La pandémie nous a appris que l’on ne pouvait pas tirer un trait sur notre appareil de production fonctionnant avec une grande part d’énergie fossile abondante et bon marché.
Par Loïk Le Floch-Prigent.
À lire les différentes revues militantes de la lutte contre le changement climatique on constate une grande satisfaction face à la chute brutale de l’activité humaine, mobilités et industrie, qui ont conduit à un abaissement de quelques pour cent des gaz à effet de serre.
La décroissance en échec
Inutile d’ergoter sur les chiffres, ils sont faibles, de l’ordre de 8 à 9 %. C’est-à-dire que cette décroissance involontaire n’a pas eu l’influence déterminante souhaitée. Ces deux mois qui ont mis l’économie de nombreux pays par terre n’ont donc pas sauvé la planète, l’activité humaine et plus simplement la vie de plus de 7 milliards d’individus a continué à émettre le CO2, le CH4 et les particules fines ; dans les principales métropoles confinées, et donc à l’arrêt, il a même été constaté un maintien de ces fameuses émissions de particules fines susceptibles de provoquer des problèmes respiratoires.

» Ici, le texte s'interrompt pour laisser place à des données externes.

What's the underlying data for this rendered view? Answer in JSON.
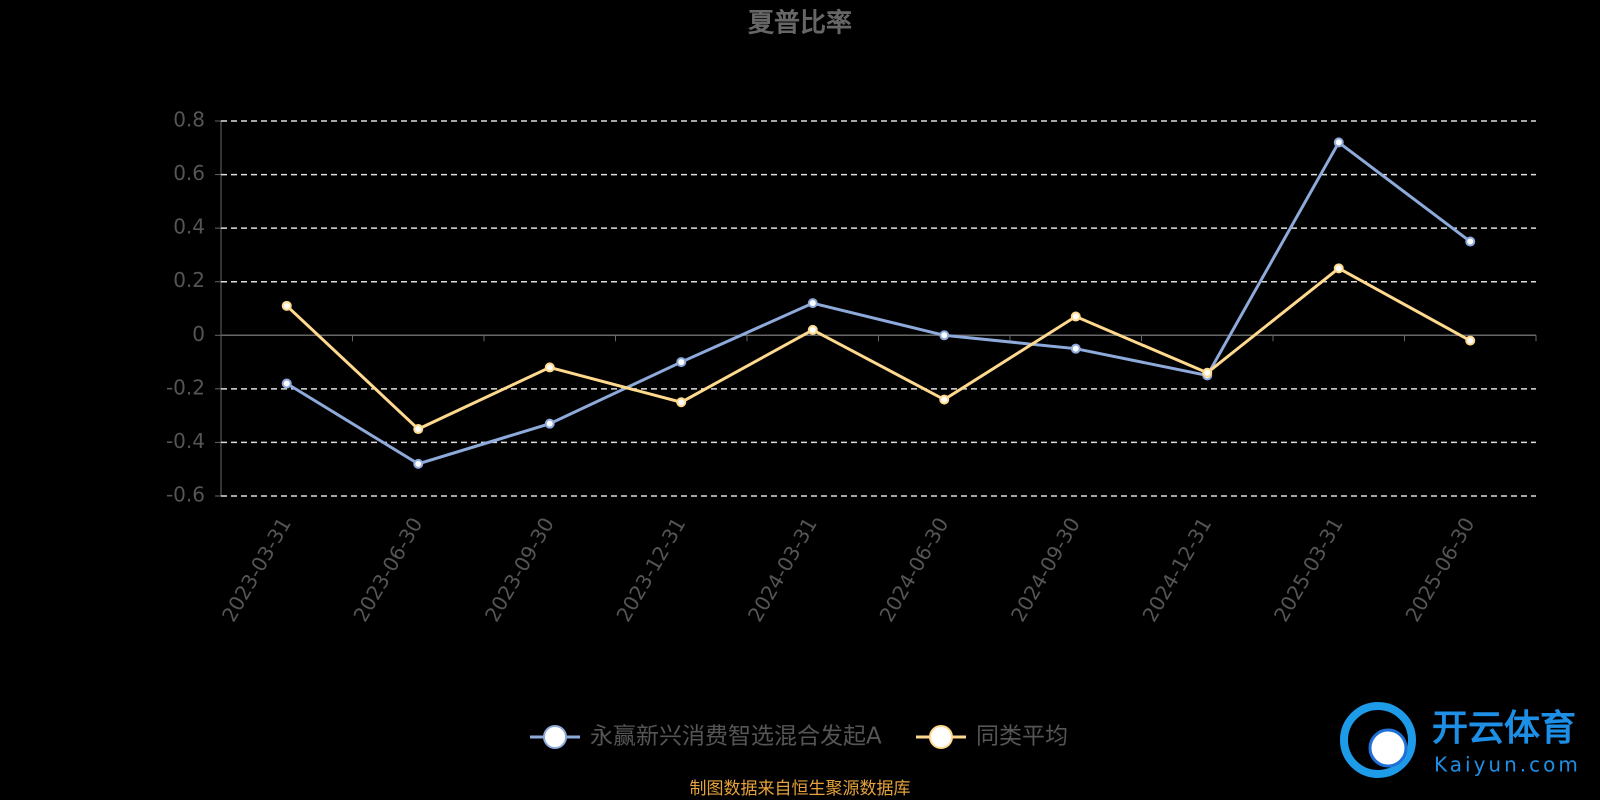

La décroissance n'est pas salvatrice
Le confinement vient donc de démontrer que la théorie de la décroissance salvatrice de la planète n’était pas vérifiée. Il renforce celle de la nécessité de contenir une démographie galopante, ce qui n’est pas très encourageant pour tous ceux souhaitant que nous nous tournions à grande vitesse vers une civilisation nouvelle à base de bateaux à voile, de fermes éoliennes ou solaires.
Mais la vérification en grandeur réelle de la faiblesse d’une théorie fait partie de la vie scientifique et il ne leur reste plus qu’à s’incliner.
On voit que ce n’est pas le cas et que pétition sur pétition nous demandent de faire pénitence et de freiner nos consommations inutiles et impies. Nous savons que le déni de réalité va se poursuivre avec l’aide de vedettes du grand et du petit écran, de la chanson… n’utilisant ni les voitures, ni les avions, à l’alimentation frugale et à l’habitat ni chauffé ni climatisé.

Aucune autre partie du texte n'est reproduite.